Andre Schulten, chief financial officer, said: “China, as we had expected, continues to be softer from a consumption standpoint.” He said he expected the market to be weak “for a number of quarters to come”. However, P&G is planning new product launches and category expansions in the country, which has faced a prolonged property crisis and rising youth unemployment.
P&G reported a 1 per cent rise in average prices across its product categories, despite the strain on household budgets from inflation in recent years. Schulten said there was no plan to adjust pricing in the US.
The company maintained its annual sales growth forecast of between 2 per cent and 4 per cent. It also maintained its profit outlook for the year.
Profit of $4 billion in the three months to the end of September was 12.5 per cent lower than the comparable period last year.
The shares were flat by the close in New York at $171.28.
Don Nesbitt, senior portfolio manager at F/m Investments, which has a stake in P&G, said: “The consumers aren’t feeling good out there after the bout of inflation we’ve had over the recent years, so we need an improvement in sentiment I think for a company like this to do better.”
On Thursday Nestlé, the rival packaged food manufacturer, cut its annual sales forecast citing ongoing pressure on demand from weaker economies such as Latin America.
On Friday, CVS Health, the American drugstore chain, replaced its chief executive, Karen Lynch, after lowering its profit forecast below estimates.
The stock was down $3.33, or 5.2 per cent, to $60.34 at the close in New York.
In August, the company slashed its full-year profit guidance for the third consecutive quarter.
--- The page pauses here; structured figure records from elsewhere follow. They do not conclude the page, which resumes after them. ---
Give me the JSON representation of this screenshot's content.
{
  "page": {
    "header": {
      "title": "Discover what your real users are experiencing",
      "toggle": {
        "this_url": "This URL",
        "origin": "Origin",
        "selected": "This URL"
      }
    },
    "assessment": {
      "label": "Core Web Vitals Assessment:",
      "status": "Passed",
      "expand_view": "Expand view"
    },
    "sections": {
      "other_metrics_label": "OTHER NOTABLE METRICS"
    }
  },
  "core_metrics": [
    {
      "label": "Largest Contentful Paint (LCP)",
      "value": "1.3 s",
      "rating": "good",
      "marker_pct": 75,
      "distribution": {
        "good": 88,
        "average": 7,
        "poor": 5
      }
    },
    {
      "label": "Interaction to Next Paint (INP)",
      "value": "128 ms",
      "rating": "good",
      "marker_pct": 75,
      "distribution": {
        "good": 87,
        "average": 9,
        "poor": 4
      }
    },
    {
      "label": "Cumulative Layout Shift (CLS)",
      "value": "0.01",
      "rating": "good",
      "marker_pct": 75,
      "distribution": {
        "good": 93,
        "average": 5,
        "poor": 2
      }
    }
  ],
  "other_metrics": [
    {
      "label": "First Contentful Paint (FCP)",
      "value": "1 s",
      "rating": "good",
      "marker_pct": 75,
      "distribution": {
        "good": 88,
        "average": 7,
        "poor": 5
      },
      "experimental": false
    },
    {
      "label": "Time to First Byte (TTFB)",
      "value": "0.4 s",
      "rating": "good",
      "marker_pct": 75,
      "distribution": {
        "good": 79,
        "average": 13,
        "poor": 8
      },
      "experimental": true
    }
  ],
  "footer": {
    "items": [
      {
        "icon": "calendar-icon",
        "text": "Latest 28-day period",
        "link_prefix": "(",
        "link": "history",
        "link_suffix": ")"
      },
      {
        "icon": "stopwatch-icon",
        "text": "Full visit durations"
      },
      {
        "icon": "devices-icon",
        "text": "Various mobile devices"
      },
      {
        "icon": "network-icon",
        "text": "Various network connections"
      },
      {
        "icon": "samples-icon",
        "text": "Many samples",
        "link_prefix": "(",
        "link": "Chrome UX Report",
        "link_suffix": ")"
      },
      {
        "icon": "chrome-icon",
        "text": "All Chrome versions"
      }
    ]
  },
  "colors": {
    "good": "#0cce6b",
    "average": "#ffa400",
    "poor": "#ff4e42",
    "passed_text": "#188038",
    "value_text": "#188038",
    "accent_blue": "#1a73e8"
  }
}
CVS has been hit by higher medical costs at its insurance unit and a retail business impacted by online competition and reimbursement pressures for prescription drugs. Costs for insurers providing Medicare plans, which are available for people aged 65 years and above and those with disabilities, have soared in the past year due to sustained high demand from older adults for healthcare services.
Lynch stepped down from her position in agreement with CVS Health’s board, the company said. David Joyner, who is the president of the company’s pharmacy benefit manager CVS Caremark, takes over as president and chief executive from Friday. Roger Farah, CVS chairman, said: “The board believes this is the right time to make a change, and we are confident that David is the right person to lead our company.”